8 Knots
By sean mcnulty
- 311 reads
After dosing himself well and good, Masterson wobbled gaily up the deck ladder to watch the new world float by with the others. On first view, the place looked just like home – except the sun was being considerably kinder. He thought there would be no sun this far north but it was blasting down now on the island of Suðuroy, making its hillocks plump and full-blooded, and the sugar-cube cottages that lay cozily in the valleys sparkled sherbet white. But as beautiful as the scenery was, he seemed to have missed most of it, as it appeared Dolores had come to the island’s northwestern edges and would soon lift out in search of Streymoy, and their destination, the town of Torshavn.
‘Well, what do you think of the Faroes?’ Stinson asked when he spotted the surfacing enigma.
‘Not at all bad,’ Masterson replied. ‘They’re not short of winged pests, are they?’
‘Pests? Come on, don’t be a spoilsport. Look at those wonderful creatures. How great are his works, Masterson, how great are his works!’
They were nearly clear of Suðuroy but there was still an untold wealth of birds to be seen on the northernmost side of the island, gobbling and hooting.
‘Masterson here is speaking ill of the lord’s creatures, Teddy,’ Stinson informed the third priest, who was standing close by, gobbling and hooting back like an idiot.
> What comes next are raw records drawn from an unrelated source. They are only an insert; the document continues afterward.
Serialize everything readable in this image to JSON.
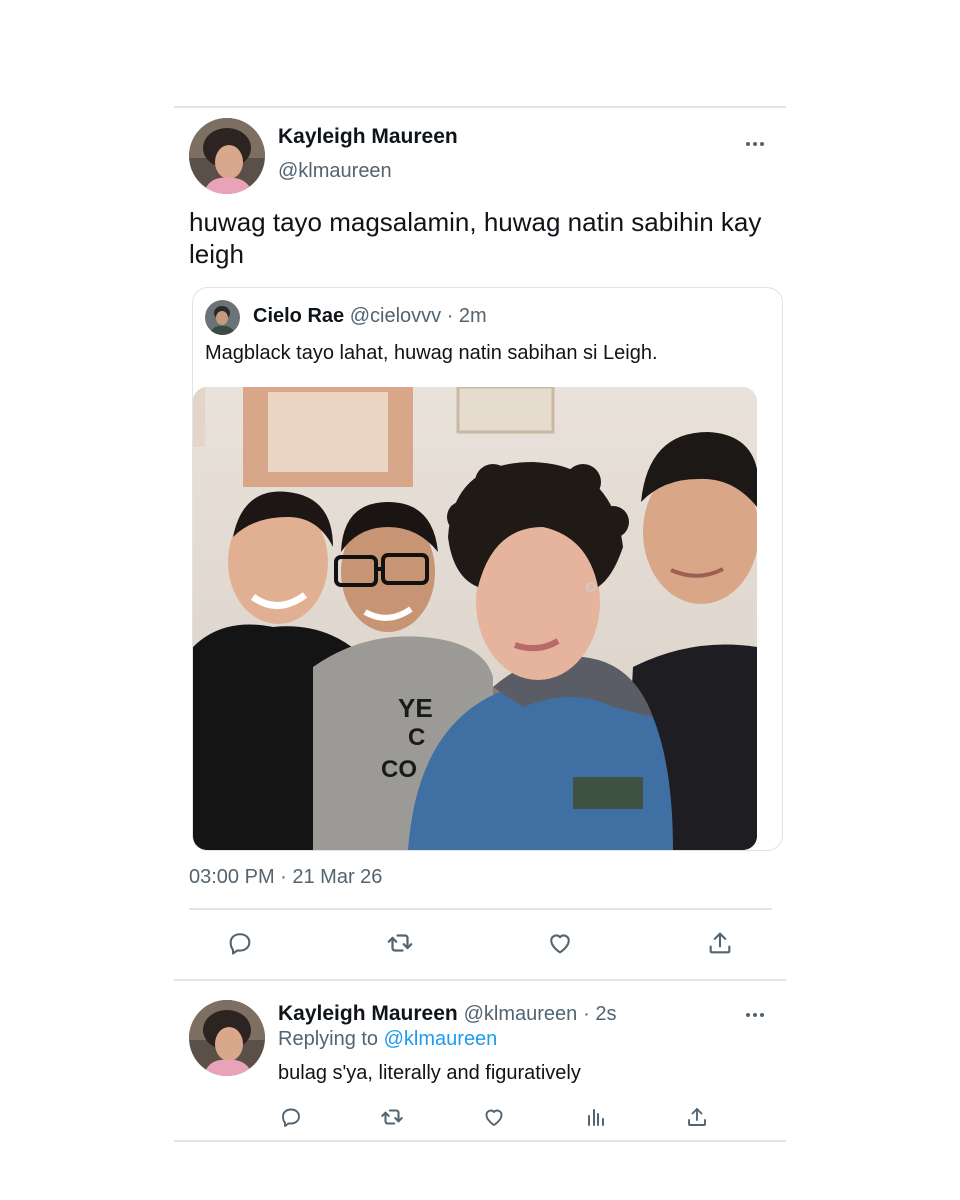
{
  "tweet": {
    "author_name": "Kayleigh Maureen",
    "author_handle": "@klmaureen",
    "text": "huwag tayo magsalamin, huwag natin sabihin kay leigh",
    "timestamp": "03:00 PM · 21 Mar 26"
  },
  "quoted_tweet": {
    "author_name": "Cielo Rae",
    "author_handle": "@cielovvv",
    "time": "· 2m",
    "text": "Magblack tayo lahat, huwag natin sabihan si Leigh.",
    "photo_shirt_text": [
      "YE",
      "C",
      "CO"
    ]
  },
  "actions": {
    "icons": [
      "reply-icon",
      "retweet-icon",
      "like-icon",
      "share-icon"
    ]
  },
  "reply": {
    "author_name": "Kayleigh Maureen",
    "author_handle": "@klmaureen",
    "time": "· 2s",
    "replying_prefix": "Replying to",
    "replying_mention": "@klmaureen",
    "text": "bulag s'ya, literally and figuratively",
    "icons": [
      "reply-icon",
      "retweet-icon",
      "like-icon",
      "analytics-icon",
      "share-icon"
    ]
  },
  "colors": {
    "text_primary": "#0f1419",
    "text_secondary": "#536471",
    "link": "#1d9bf0",
    "divider": "#e1e5e8"
  }
}
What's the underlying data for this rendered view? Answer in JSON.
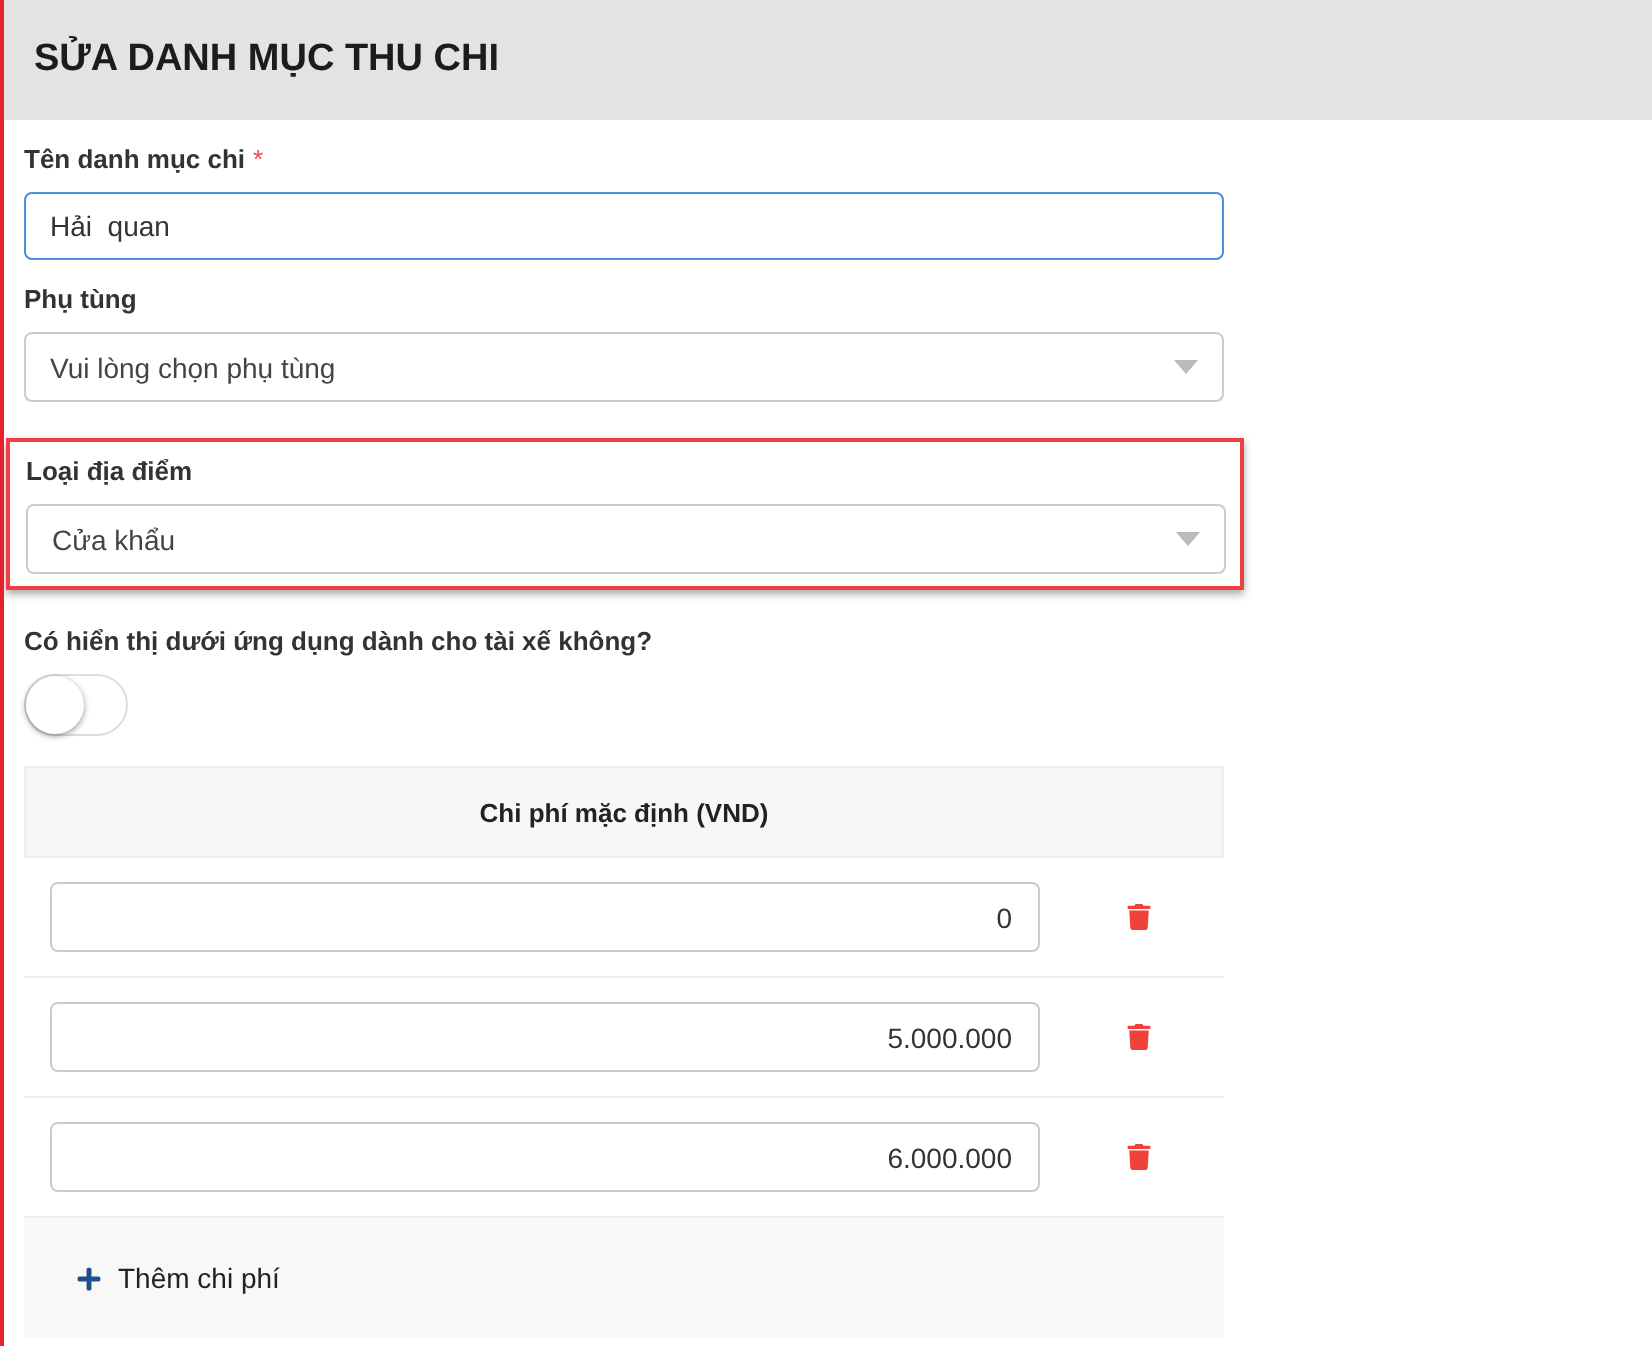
{
  "title": "SỬA DANH MỤC THU CHI",
  "fields": [
    {
      "kind": "text",
      "label": "Tên danh mục chi",
      "required_mark": "*",
      "value": "Hải  quan",
      "focused": true,
      "highlighted": false
    },
    {
      "kind": "select",
      "label": "Phụ tùng",
      "placeholder": "Vui lòng chọn phụ tùng",
      "focused": false,
      "highlighted": false
    },
    {
      "kind": "select",
      "label": "Loại địa điểm",
      "value": "Cửa khẩu",
      "focused": false,
      "highlighted": true
    }
  ],
  "driver_toggle": {
    "label": "Có hiển thị dưới ứng dụng dành cho tài xế không?",
    "on": false
  },
  "costs": {
    "header": "Chi phí mặc định (VND)",
    "rows": [
      {
        "value": "0"
      },
      {
        "value": "5.000.000"
      },
      {
        "value": "6.000.000"
      }
    ],
    "add_label": "Thêm chi phí"
  }
}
‘Now, hold on there, young fellow,’ cried Masterson. ‘I like that one’, pointing at a tall charcoal cormorant standing imperially on the last visible basalt column while a syndicate of gulls bumped chests underneath; the cormorant was sovereign-black like the old crow he’d met in Killybegs – Masterson suddenly felt a kind of harmony between himself and these high-falutin’ feathered ones.
‘Imagine the creatures we have waiting for us in Greenland,’ said Stinson. ‘The wolves, the polar bears – lion-headed penguins and the like.’
‘Don’t be ridiculous,’ said Geissel. ‘You don’t get penguins in the Arctic. You’ll only see them in the Antarctic.’
‘Lion-headed penguins,’ scoffed Masterson. ‘You complete gowl, ya! Where’d you get that tidbit? Don’t tell me. Our learned friend from the University of Ramsgate?’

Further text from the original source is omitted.